His income enables Bar to engage in artistic adventures such as the "Cut It Out" installation machine that he designed. Instead of printing his work the usual way, he exploited the essence of negative space and came up with this invention: Weighing three-quarters of a ton, and in the shape of black dog with open jaws, "Cut It Out" is a die-cutting machine that produces cutouts of Noma Bar images.

"I invented a new way to come to a gallery and buy a work of art," says Bar. "We have a selection of papers and colors. You feed paper into the machine, without ink. Or you can introduce totally kitschy elements, which turn into something else the moment I enter my work. I thought: Why do I have to print on paper, if I can cut it? And then I designed the machine. It was a challenge. In the past year I've traveled a lot with this dog.

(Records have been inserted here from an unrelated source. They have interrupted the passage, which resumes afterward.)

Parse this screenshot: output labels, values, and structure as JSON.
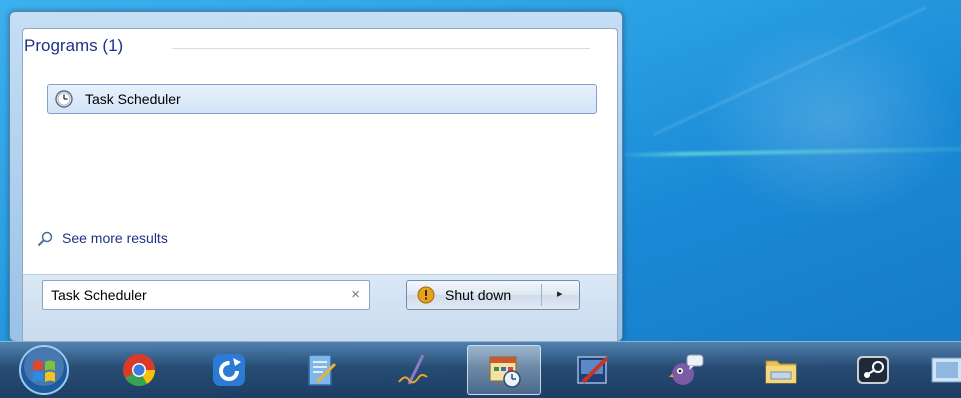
{
  "search_panel": {
    "group_title": "Programs (1)",
    "results": [
      {
        "label": "Task Scheduler",
        "icon": "clock-icon"
      }
    ],
    "see_more_label": "See more results",
    "search_value": "Task Scheduler",
    "clear_glyph": "×",
    "shutdown_label": "Shut down",
    "shutdown_arrow": "▸"
  },
  "taskbar": {
    "items": [
      {
        "name": "start-orb",
        "icon": "windows-start-icon"
      },
      {
        "name": "chrome",
        "icon": "chrome-icon"
      },
      {
        "name": "update-app",
        "icon": "circular-arrow-icon"
      },
      {
        "name": "notepad",
        "icon": "notepad-icon"
      },
      {
        "name": "signature-app",
        "icon": "pen-signature-icon"
      },
      {
        "name": "task-scheduler",
        "icon": "task-scheduler-icon",
        "active": true
      },
      {
        "name": "paint-app",
        "icon": "paint-brush-icon"
      },
      {
        "name": "pidgin",
        "icon": "pidgin-icon"
      },
      {
        "name": "file-explorer",
        "icon": "folder-icon"
      },
      {
        "name": "steam",
        "icon": "steam-icon"
      }
    ]
  },
  "colors": {
    "group_title": "#1e3287",
    "highlight_border": "#7da2ce",
    "desktop": "#2a9fe3"
  }
}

"I saw an illustration of the dog in an Israeli newspaper," he says, "but the dog there was so wicked and irritable, and the graphics in his mouth were done so carelessly and without love; it was a Doberman, so aggressive.

"My work is characterized by a restraint that exists in me; it's my DNA," he reflects. "It can be found in the abstraction, concise speech, the encounter between two shapes. Before that, they used to tell very long stories. All those things came together. Something was created of which I was unaware, and that may have resonated with the Brits."